17. La législation militaire israélienne, en particulier, n’est pas en accord avec un certain nombre de garanties et de protections spécifiques prévues par le droit international des droits humains concernant la justice pour mineurs (comme la CIDE)Note. Il n'est pas toujours clairement établi qu'il faille modifier cette législation militaire pour mettre fin aux pratiques abusives, bien que cela semble nécessaire dans certains casNote.
18. Un récent rapport de B’Tselem sur le traitement des mineurs palestiniens par les tribunaux militaires israéliensNote détaille les modifications apportées par l’État ces dernières années aux ordonnances militaires qui portent sur l’arrestation de mineurs et leur traitement par les tribunaux militaires. Selon ce rapport, «[d]e prime abord, ces modifications visaient à améliorer les protections accordées aux mineurs dans le système de justice militaire. (…) Cependant, les modifications apportées par Israël n’ont eu qu’un effet négligeable sur les droits des mineurs. Il semblerait qu’elles visent davantage à sauver les apparences plutôt qu’à améliorer ce qui se passe réellement dans la pratique. (…)». Ainsi, l’ouverture des tribunaux militaires pour enfants en 2009 n’a eu que peu d’effets dans la pratique, puisque ces tribunaux ne sont chargés que des procès proprement dits et ne s’occupent pas des procédures d’arrestation ni de libération, que ce soit avant ou après l’acte d’accusation, et plus de 90 % des affaires sont résolues dans le cadre d’une négociation de plaidoyer plutôt que d’un véritable procèsNote.

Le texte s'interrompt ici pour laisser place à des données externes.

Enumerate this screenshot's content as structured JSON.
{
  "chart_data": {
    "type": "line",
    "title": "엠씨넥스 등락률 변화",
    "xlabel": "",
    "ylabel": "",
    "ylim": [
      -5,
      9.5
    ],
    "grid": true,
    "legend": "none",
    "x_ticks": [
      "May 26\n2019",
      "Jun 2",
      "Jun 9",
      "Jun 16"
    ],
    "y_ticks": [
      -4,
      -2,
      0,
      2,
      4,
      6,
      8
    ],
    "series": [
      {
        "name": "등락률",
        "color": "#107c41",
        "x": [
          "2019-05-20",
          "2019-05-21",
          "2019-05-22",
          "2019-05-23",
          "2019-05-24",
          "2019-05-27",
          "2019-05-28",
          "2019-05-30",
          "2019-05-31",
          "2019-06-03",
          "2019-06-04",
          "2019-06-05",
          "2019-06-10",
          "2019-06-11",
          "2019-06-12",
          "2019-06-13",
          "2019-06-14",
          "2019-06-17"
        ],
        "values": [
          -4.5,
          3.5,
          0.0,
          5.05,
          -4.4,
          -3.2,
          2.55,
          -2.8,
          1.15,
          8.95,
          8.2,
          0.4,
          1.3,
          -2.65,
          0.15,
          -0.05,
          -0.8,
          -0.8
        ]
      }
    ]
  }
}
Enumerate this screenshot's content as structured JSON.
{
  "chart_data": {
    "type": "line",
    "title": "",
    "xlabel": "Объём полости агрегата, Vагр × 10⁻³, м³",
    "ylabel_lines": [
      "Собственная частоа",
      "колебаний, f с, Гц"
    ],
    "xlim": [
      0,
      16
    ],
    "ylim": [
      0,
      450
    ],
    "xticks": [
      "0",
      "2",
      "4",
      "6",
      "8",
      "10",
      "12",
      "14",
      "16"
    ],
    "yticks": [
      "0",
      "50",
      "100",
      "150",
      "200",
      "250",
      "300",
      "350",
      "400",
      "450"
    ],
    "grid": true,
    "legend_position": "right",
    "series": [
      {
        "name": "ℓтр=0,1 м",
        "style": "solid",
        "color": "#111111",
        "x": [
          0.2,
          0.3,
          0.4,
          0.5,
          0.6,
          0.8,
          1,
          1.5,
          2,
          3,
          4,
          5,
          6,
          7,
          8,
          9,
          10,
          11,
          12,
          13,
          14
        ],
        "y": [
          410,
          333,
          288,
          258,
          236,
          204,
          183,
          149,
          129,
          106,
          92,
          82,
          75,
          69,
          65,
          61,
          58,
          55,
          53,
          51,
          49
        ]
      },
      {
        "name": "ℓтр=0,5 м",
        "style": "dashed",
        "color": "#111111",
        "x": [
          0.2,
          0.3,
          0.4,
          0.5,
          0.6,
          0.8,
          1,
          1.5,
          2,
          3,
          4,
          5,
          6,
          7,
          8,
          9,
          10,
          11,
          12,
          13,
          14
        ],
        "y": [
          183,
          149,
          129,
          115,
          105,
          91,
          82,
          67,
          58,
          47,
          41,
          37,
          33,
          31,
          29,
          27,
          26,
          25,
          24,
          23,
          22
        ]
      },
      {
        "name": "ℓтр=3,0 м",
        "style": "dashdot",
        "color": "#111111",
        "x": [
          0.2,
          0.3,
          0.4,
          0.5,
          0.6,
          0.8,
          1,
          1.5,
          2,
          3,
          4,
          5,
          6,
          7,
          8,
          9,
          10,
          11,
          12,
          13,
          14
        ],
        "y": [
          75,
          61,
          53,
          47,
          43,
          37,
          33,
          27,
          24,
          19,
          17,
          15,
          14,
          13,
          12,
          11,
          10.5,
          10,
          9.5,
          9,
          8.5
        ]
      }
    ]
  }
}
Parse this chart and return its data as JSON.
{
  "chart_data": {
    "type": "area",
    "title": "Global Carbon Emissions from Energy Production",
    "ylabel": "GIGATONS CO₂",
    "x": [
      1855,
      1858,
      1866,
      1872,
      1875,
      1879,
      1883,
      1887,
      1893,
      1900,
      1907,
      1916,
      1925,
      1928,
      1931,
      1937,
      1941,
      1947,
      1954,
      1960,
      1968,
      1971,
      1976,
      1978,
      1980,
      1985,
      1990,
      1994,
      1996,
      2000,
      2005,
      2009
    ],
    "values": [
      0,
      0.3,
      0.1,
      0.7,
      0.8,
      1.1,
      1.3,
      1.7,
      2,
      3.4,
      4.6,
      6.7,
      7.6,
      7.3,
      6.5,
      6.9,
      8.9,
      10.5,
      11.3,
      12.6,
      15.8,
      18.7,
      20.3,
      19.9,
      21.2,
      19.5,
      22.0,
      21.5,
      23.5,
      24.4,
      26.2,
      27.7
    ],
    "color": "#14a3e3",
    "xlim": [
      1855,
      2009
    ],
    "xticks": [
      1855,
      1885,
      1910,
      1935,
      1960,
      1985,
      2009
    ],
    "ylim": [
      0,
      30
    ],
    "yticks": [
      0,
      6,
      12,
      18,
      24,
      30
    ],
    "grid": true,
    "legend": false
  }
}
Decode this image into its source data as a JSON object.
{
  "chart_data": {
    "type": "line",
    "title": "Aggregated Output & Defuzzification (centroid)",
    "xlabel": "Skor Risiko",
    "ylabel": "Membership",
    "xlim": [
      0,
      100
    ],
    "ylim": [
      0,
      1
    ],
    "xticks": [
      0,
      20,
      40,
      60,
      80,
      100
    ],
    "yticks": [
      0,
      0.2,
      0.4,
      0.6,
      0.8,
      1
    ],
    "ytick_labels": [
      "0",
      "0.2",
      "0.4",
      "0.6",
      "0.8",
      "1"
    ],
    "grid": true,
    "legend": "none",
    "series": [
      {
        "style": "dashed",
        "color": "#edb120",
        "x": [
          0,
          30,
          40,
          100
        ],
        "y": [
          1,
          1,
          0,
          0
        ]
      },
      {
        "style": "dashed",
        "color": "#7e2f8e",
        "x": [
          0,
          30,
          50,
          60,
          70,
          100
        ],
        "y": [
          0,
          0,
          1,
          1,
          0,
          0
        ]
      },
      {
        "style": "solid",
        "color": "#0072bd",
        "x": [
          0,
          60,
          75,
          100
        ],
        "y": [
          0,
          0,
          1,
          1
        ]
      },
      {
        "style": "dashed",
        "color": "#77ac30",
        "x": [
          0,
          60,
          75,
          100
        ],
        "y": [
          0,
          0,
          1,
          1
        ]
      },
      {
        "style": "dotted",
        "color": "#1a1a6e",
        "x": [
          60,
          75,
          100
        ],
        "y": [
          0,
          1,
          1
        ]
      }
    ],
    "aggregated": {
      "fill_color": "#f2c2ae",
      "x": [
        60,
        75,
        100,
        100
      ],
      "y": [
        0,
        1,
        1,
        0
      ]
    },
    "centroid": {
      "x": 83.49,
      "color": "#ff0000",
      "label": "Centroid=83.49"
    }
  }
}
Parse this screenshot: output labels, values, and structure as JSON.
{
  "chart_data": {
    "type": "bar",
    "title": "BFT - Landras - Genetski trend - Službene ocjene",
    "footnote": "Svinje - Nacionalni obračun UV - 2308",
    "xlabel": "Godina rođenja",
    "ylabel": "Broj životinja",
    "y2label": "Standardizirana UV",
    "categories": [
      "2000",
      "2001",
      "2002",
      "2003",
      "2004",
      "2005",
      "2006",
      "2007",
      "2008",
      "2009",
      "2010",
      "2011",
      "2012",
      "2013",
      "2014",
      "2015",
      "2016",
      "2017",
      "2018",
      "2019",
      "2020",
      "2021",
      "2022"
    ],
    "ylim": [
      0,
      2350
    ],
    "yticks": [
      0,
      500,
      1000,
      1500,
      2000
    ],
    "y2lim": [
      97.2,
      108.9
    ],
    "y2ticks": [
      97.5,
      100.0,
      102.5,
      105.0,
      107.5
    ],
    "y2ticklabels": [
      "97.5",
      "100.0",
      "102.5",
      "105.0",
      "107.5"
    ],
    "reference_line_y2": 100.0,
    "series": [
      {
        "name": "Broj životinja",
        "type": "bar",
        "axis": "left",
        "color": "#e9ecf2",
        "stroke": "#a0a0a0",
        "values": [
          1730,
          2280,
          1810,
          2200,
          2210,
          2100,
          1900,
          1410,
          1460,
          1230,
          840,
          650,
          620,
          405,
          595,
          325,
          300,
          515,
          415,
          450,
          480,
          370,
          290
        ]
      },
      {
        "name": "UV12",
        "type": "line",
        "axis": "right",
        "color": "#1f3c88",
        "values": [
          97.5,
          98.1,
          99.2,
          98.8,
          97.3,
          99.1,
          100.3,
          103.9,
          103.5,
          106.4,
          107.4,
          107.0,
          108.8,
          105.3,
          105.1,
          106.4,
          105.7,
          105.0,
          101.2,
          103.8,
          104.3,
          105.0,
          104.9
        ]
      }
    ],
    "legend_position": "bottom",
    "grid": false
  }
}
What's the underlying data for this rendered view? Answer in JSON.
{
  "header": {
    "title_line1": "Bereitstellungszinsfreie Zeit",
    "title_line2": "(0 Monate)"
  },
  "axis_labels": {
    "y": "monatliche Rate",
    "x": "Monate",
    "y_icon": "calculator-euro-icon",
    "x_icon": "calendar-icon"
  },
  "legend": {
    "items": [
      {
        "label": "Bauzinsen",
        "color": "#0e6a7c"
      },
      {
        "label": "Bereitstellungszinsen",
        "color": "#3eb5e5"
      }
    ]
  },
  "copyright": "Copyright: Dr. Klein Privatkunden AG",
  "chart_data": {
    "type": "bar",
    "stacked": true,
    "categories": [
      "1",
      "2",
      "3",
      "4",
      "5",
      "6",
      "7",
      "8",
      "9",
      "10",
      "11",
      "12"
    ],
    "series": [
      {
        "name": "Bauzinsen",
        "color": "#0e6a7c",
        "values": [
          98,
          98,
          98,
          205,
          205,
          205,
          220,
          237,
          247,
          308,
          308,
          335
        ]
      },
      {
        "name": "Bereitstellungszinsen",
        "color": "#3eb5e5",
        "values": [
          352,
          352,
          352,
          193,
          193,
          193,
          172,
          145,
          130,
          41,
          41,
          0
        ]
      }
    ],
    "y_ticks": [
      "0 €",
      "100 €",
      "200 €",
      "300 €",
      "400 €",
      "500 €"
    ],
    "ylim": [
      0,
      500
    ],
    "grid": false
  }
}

19. En tout état de cause, le droit civil et la législation militaire israéliens ne satisfont pas aux normes du Conseil de l'Europe dans des domaines importants. Ainsi, par exemple, selon les Lignes directrices sur une justice adaptée aux enfants, «[u]n enfant placé en garde à vue ne devrait pas être interrogé sur un acte délictueux ou tenu de faire ou de signer une déclaration portant sur son implication, sauf en présence d’un avocat ou d’un des parents de l’enfant ou, si aucun parent n’est disponible, d’un autre adulte en qui l’enfant a confiance»Note. Alors que tous les enfants israéliens et palestiniens ont le droit de consulter un avocatNote, aucune loi israélienne ne confère à l'avocat ou aux parents des enfants le droit d'être présents lors de l'interrogatoireNote.

3.2 La pratique

20. Comme l’indique l'UNICEF dans sa déclaration à la commission du 25 avril 2017: «l’UNICEF s’inquiète des informations selon lesquelles les enfants palestiniens sont régulièrement victimes de violations de leur droit à une procédure régulière et de mauvais traitements lors de leur arrestation par les forces de sécurité israéliennes et pendant leur détention dans les établissements pénitentiaires israéliens. (…) Des enfants palestiniens ont été placés en détention administrative, c’est-à-dire sans avoir été inculpés et pendant une longue période. (…).» Ce constat repose sur les déclarations sous serment recueillies par l’UNICEF et ses partenaires auprès de centaines d’enfants chaque annéeNote. La DCIP a témoigné lors de la même audience du 25 avril 2017 qu’entre 500 et 700 mineurs (de 12 à 17 ans), y compris des jeunes filles, sont détenus dans les prisons israéliennes et poursuivis par des tribunaux militaires chaque année; «environ 60 % d’entre eux ont été transférés des territoires occupés vers des prisons en Israël, en violation de la quatrième Convention de Genève»Note. Selon les chiffres fournis par les Forces de défense israéliennes (FDI) à la BBC, près de 1 400 mineurs ont été poursuivis devant des juridictions militaires spéciales pour mineurs au cours des trois dernières annéesNote.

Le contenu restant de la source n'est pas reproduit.